Reviewing these three papers has highlighted the importance of continued lymph loading to maintain collector vessel health. If the oscillating nature of lymph flow is essential in normal vessel maintenance, then it must be crucial in recovery after acute damage or chronic stress.
So how does this all relate to Dr Vodders' MLD?

Keeping in mind that these studies were not on the effects of MLD, I can still use the findings to further my understanding of the way in which the Vodder method of MLD increases lymphatic pumping. Our current understanding of how the precise movements of the skin stimulate lymph motoricity is very mechanistic (see also my previous post on the effects of different techniques). Basically, we move the loose connective tissue without compression to enable lymph formation at the initial lymph plexus which loads the system. We also apply stretching and shearing forces to the lymph collectors which initiates stretch receptor mediated contractions of the smooth muscle. Systemically the reduction in sympathetic tonus dilates the lymph vessels allowing for increased filling which in turn increases the force and amplitude of the next contraction.
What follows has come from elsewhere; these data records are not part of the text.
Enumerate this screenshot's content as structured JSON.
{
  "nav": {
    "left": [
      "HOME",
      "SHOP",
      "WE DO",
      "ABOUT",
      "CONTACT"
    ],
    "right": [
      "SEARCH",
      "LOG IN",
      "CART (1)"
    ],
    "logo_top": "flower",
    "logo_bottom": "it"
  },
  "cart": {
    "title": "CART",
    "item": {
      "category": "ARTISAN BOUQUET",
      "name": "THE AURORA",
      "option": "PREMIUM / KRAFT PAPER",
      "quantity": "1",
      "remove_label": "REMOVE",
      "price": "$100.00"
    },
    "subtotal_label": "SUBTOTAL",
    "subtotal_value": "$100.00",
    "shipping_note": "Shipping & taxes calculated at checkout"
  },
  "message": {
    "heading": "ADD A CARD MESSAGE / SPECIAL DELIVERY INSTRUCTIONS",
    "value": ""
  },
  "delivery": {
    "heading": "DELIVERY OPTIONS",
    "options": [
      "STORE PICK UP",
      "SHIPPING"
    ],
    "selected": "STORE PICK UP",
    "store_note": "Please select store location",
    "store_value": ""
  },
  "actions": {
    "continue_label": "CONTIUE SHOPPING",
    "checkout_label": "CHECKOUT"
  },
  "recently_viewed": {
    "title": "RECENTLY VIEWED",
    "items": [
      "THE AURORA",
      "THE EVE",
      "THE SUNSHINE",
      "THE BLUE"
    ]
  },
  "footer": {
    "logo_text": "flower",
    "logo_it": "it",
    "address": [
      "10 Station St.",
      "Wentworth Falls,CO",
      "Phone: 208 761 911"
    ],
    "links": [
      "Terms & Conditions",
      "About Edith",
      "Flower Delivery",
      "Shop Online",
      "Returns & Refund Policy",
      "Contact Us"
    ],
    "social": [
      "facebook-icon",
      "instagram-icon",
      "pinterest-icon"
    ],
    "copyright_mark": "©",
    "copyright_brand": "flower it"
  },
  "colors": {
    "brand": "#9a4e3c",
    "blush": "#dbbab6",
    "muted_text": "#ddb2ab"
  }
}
Maybe now we also need to consider the effect of MLD of levels of molecules like NO which are increased in response to shearing forces and have the effect of dilating the lymph angion?

Lymph vessels that are damaged during surgery or traumatic injury, and which do not reconnect or develop collateral pathways will deteriorate, and this understanding of the importance of lymph flow in valve maintenance and muscle contraction may explain how that happens. MLD can help a newly damaged system to recover by loading the lymph vessels to encourage the establishment of new pathways and maintain valve health. In chronic oedema, using MLD to load the vessels may help to reverse some of the damage to vessels and valves, or at least prevent further deterioration.


Unfortunately most of us are not lucky enough to receive a full MLD treatment every day, so we need to find other activities which can promote lymph loading to keep our systems healthy. Deep breathing, exercise, self massage, dry brushing, appropriate compression and meticulous skin care will all support normal lymphatic function and help a damaged system to recover.


  1. Yang, Y., et al. (2019). "VE-cadherin is required for lymphatic valve formation and maintenance." Cell reports 28(9): 2397-2412. e2394.

  2. Li, H., et al. (2019). "The effects of valve leaflet mechanics on lymphatic pumping assessed using numerical simulations." Scientific Reports 9(1): 1-17.

  3. Shang, T., et al. (2019). "Pathophysiology of aged lymphatic vessels." Aging (Albany NY) 11(16): 6602.